Finding DataBlock Nirvana with v2 - Part 1

It is done!

Well, part 1 is at least :slight_smile:

As I started updating my v1 post by the same name, I soon realized that one article wasn’t going to do it. In part 1 we begin with a overview of the key components of a DataBlock and how it works. From there, we look at how we did this in the old days with PyTorch Datasets and DataLoaders, eventually, piece-by-piece, changing things along using more and more of until we get back to our glorious, < 10 lines, DataBlock example.

If you find any typos, anything confusing, or anything just flat-out wrong, please let me know.

If there are other things about the DataBlock API, or even the whole v2 data processing pipeline in general, that you would like to see covered in subsequent parts, leave a comment below.

Thanks and enjoy part 1!



Working on Part 2 …

What do folks want to see covered? Here’s a few ideas I’m playing with (maybe rate them on a 1-10 scale with 1 being most interested and 10 the least):

  • When Does What Happen (e.g., when do all the bits in a DataBlock get executed and why might you want to put your code in one bit vs. another, like, why would you likely want to do tokenization in a type transform vs. an item or batch transform)?

  • Resolving common DataBlock errors (e.g., look at common errors and fixes as well as how to read a stack trace yourself and figure out how to “figure out” where/why things are breaking)
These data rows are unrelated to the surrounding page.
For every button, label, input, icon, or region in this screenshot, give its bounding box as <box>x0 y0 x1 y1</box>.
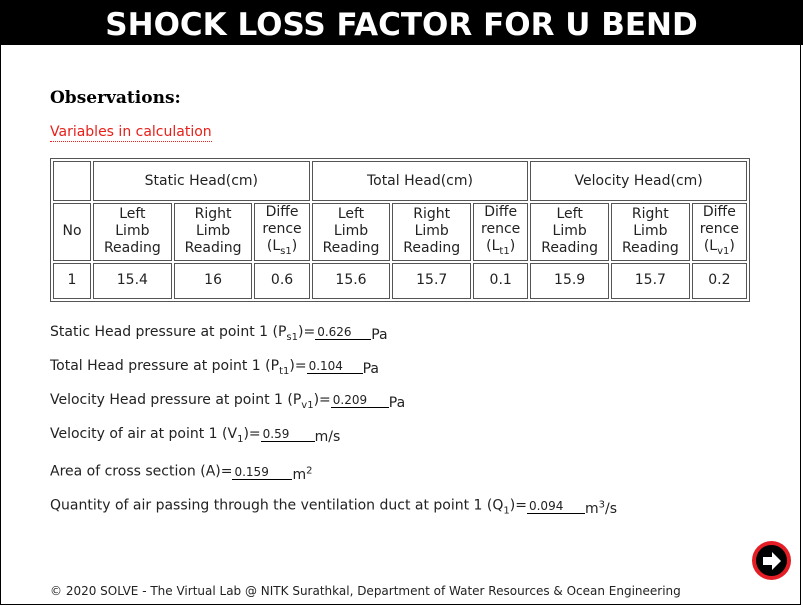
static-right-header: Right Limb Reading <box>173 203 253 261</box>
total-left-value: 15.6 <box>311 262 391 299</box>
total-right-value: 15.7 <box>392 262 472 299</box>
air-quantity-value: 0.094 <box>526 499 585 514</box>
static-pressure-line: Static Head pressure at point 1 (Ps1)= 0.… <box>50 324 388 343</box>
next-button[interactable] <box>752 541 791 580</box>
static-head-header: Static Head(cm) <box>93 161 310 201</box>
footer-copyright: © 2020 SOLVE - The Virtual Lab @ NITK Su… <box>50 584 681 598</box>
velocity-left-value: 15.9 <box>530 262 609 299</box>
total-left-header: Left Limb Reading <box>311 203 391 261</box>
no-header-empty <box>53 161 91 201</box>
no-header: No <box>53 203 91 261</box>
static-pressure-value: 0.626 <box>315 325 372 340</box>
air-velocity-line: Velocity of air at point 1 (V1)= 0.59 m/s <box>50 426 341 445</box>
total-pressure-line: Total Head pressure at point 1 (Pt1)= 0.1… <box>50 358 379 377</box>
static-diff-value: 0.6 <box>254 262 310 299</box>
static-diff-header: Diffe rence (Ls1) <box>254 203 310 261</box>
velocity-diff-value: 0.2 <box>691 262 747 299</box>
velocity-pressure-value: 0.209 <box>330 393 389 408</box>
static-left-header: Left Limb Reading <box>93 203 172 261</box>
velocity-diff-header: Diffe rence (Lv1) <box>691 203 747 261</box>
row-no: 1 <box>53 262 91 299</box>
observations-heading: Observations: <box>50 88 181 108</box>
variables-link[interactable]: Variables in calculation <box>50 124 212 142</box>
area-line: Area of cross section (A)= 0.159 m2 <box>50 463 313 483</box>
velocity-head-header: Velocity Head(cm) <box>530 161 747 201</box>
air-velocity-value: 0.59 <box>260 427 315 442</box>
total-head-header: Total Head(cm) <box>311 161 529 201</box>
total-pressure-value: 0.104 <box>306 359 363 374</box>
static-left-value: 15.4 <box>93 262 172 299</box>
table-row: 1 15.4 16 0.6 15.6 15.7 0.1 15.9 15.7 0.… <box>53 262 747 299</box>
area-value: 0.159 <box>232 465 293 480</box>
total-right-header: Right Limb Reading <box>392 203 472 261</box>
page-title: SHOCK LOSS FACTOR FOR U BEND <box>0 0 803 45</box>
total-diff-value: 0.1 <box>473 262 529 299</box>
results-list: Static Head pressure at point 1 (Ps1)= 0.… <box>50 322 617 526</box>
next-arrow-icon <box>756 545 787 576</box>
velocity-left-header: Left Limb Reading <box>530 203 609 261</box>
velocity-right-header: Right Limb Reading <box>611 203 690 261</box>
observation-table: Static Head(cm) Total Head(cm) Velocity … <box>50 158 750 302</box>
total-diff-header: Diffe rence (Lt1) <box>473 203 529 261</box>
velocity-right-value: 15.7 <box>611 262 690 299</box>
air-quantity-line: Quantity of air passing through the vent… <box>50 497 618 517</box>
velocity-pressure-line: Velocity Head pressure at point 1 (Pv1)=… <box>50 392 406 411</box>
static-right-value: 16 <box>173 262 253 299</box>
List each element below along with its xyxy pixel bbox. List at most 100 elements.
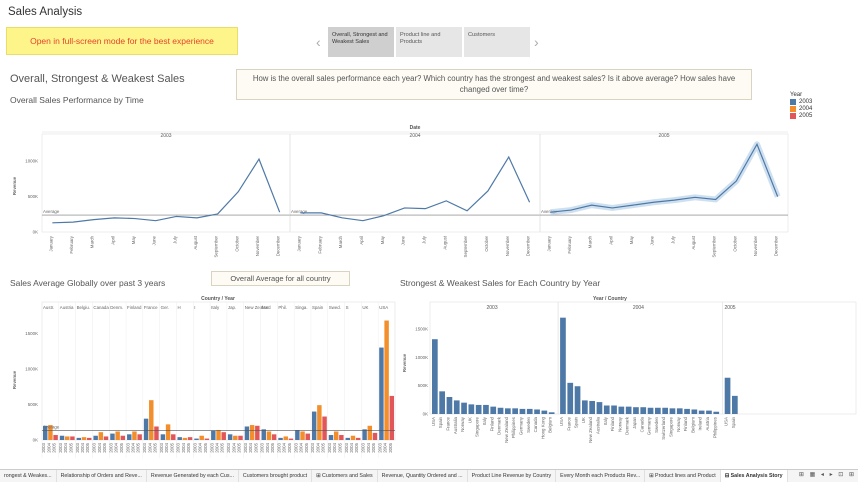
country-name-tick: UK	[581, 417, 586, 423]
country-name-tick: Norway	[617, 416, 622, 432]
line-month-tick: June	[650, 235, 655, 245]
tab-strongest-weakest[interactable]: rongest & Weakes...	[0, 470, 57, 482]
bar-chart-country-title: Strongest & Weakest Sales for Each Count…	[400, 278, 601, 288]
legend-item-2003[interactable]: 2003	[790, 99, 812, 105]
global-country-label: Phil.	[278, 305, 287, 310]
country-name-tick: Canada	[639, 416, 644, 432]
global-bar-2005	[187, 437, 193, 440]
next-story-point-icon[interactable]: ›	[534, 34, 539, 50]
country-bar-2004	[633, 407, 639, 414]
global-bar-2003	[143, 418, 149, 440]
global-year-tick: 2004	[97, 442, 102, 452]
country-bar-2004	[713, 411, 720, 414]
page-title: Overall, Strongest & Weakest Sales	[10, 73, 185, 85]
global-chart-ylabel: Revenue	[12, 370, 17, 389]
sheet-tab-bar: rongest & Weakes... Relationship of Orde…	[0, 469, 858, 482]
global-bar-2003	[177, 437, 182, 440]
tab-orders-revenue[interactable]: Relationship of Orders and Reve...	[57, 470, 147, 482]
line-panel-frame	[41, 133, 291, 233]
country-name-tick: Canada	[533, 416, 538, 432]
line-month-tick: July	[421, 235, 426, 244]
tab-product-lines[interactable]: ⊞ Product lines and Product	[645, 470, 721, 482]
global-y-tick: 500K	[28, 402, 38, 407]
country-bar-2004	[698, 410, 705, 414]
global-bar-2004	[216, 430, 221, 440]
legend-label: 2004	[799, 106, 813, 112]
global-year-tick: 2005	[203, 442, 208, 452]
country-bar-2003	[512, 408, 518, 414]
global-bar-2004	[249, 425, 255, 440]
global-bar-2005	[322, 416, 327, 440]
global-year-tick: 2003	[209, 442, 214, 452]
tab-monthly-products[interactable]: Every Month each Products Rev...	[556, 470, 646, 482]
global-year-tick: 2003	[327, 442, 332, 452]
tab-revenue-by-customer[interactable]: Revenue Generated by each Cus...	[147, 470, 239, 482]
revenue-line-2003	[52, 157, 281, 224]
country-bar-2004	[669, 408, 676, 414]
country-name-tick: Norway	[676, 416, 681, 432]
line-month-tick: April	[359, 236, 364, 245]
global-bar-2003	[93, 435, 98, 440]
tab-customers-sales[interactable]: ⊞ Customers and Sales	[312, 470, 378, 482]
global-year-tick: 2003	[310, 442, 315, 452]
country-bar-2004	[625, 406, 632, 414]
global-country-label: USA	[379, 305, 388, 310]
global-country-label: Italy	[211, 305, 220, 310]
global-country-label: Spain	[312, 305, 324, 310]
tab-revenue-quantity[interactable]: Revenue, Quantity Ordered and ...	[378, 470, 468, 482]
global-country-label: UK	[362, 305, 368, 310]
global-year-tick: 2003	[361, 442, 366, 452]
global-year-tick: 2004	[147, 442, 152, 452]
global-year-tick: 2004	[383, 442, 388, 452]
global-bar-2004	[98, 432, 104, 440]
country-name-tick: Hong Kong	[540, 416, 545, 439]
charts-canvas: Date Revenue 0K 500K 1000K 2003 Average January…	[12, 125, 857, 458]
global-bar-2003	[311, 411, 317, 440]
line-month-tick: September	[712, 235, 717, 257]
year-legend[interactable]: Year 2003 2004 2005	[790, 92, 812, 119]
tab-sales-analysis-story[interactable]: ⊟ Sales Analysis Story	[720, 470, 788, 482]
country-bar-2005	[732, 395, 738, 414]
country-name-tick: Japan	[632, 416, 637, 429]
global-year-tick: 2003	[260, 442, 265, 452]
global-year-tick: 2004	[349, 442, 354, 452]
country-name-tick: France	[446, 416, 451, 430]
story-point-customers[interactable]: Customers	[464, 27, 530, 57]
global-year-tick: 2005	[253, 442, 258, 452]
legend-item-2005[interactable]: 2005	[790, 113, 812, 119]
story-title: Sales Analysis	[8, 6, 83, 18]
country-bar-2003	[475, 404, 482, 414]
global-bar-2003	[127, 434, 132, 440]
tab-product-line-country[interactable]: Product Line Revenue by Country	[468, 470, 557, 482]
country-bar-2004	[676, 408, 683, 414]
global-bar-2004	[384, 320, 389, 440]
global-country-label: Denm.	[110, 305, 123, 310]
global-bar-2003	[43, 425, 48, 440]
global-year-tick: 2004	[332, 442, 337, 452]
global-bar-2005	[137, 434, 142, 440]
line-month-tick: May	[629, 235, 634, 244]
global-year-tick: 2004	[80, 442, 85, 452]
global-year-tick: 2003	[75, 442, 80, 452]
global-year-tick: 2005	[85, 442, 90, 452]
global-bar-2004	[350, 435, 356, 440]
global-year-tick: 2005	[371, 442, 376, 452]
story-point-overall[interactable]: Overall, Strongest and Weakest Sales	[328, 27, 394, 57]
sheet-nav-controls[interactable]: ⊞ ▦ ◂ ▸ ⊡ ⊞	[798, 472, 856, 478]
tab-customers-product[interactable]: Customers brought product	[239, 470, 313, 482]
country-name-tick: Spain	[438, 416, 443, 428]
legend-item-2004[interactable]: 2004	[790, 106, 812, 112]
country-bar-2005	[724, 377, 731, 414]
country-chart-header: Year / Country	[593, 296, 627, 302]
global-year-tick: 2005	[337, 442, 342, 452]
country-bar-2004	[582, 400, 588, 414]
legend-swatch	[790, 106, 796, 112]
global-year-tick: 2005	[270, 442, 275, 452]
story-point-product-line[interactable]: Product line and Products	[396, 27, 462, 57]
prev-story-point-icon[interactable]: ‹	[316, 34, 321, 50]
bar-chart-global-title: Sales Average Globally over past 3 years	[10, 278, 166, 288]
global-year-tick: 2005	[237, 442, 242, 452]
global-year-tick: 2004	[63, 442, 68, 452]
country-y-tick: 1000K	[415, 355, 428, 360]
country-bar-2004	[603, 405, 610, 414]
  • DataBlock Patterns (e.g., look at common patterns and best practices for setting up your DataBlock based on raw data source and task)

  • Transforms Ins and Outs (e.g., in depth look at transforms and how you might use them)

  • Combining Tabular with Text (e.g., a look at how we can construct a DataBlock with both tabular and text data)

  • Walk-Thru on blurr’s DataBlock integration with huggingface transformers (walk thru/discussion on how I got the DataBlock API to work for folks that want to train huggingface models with fastai v2).

Those are just some idea … open to others as well.


I am interested in seeing working examples using more than one output block. For example having two CategoryBlocks or one CategoryBlock and a RegressionBlock.

Check out my library blurr, and in particular the extractive QA bits that use two category blocks to learn the beginning and end of where the answer is found.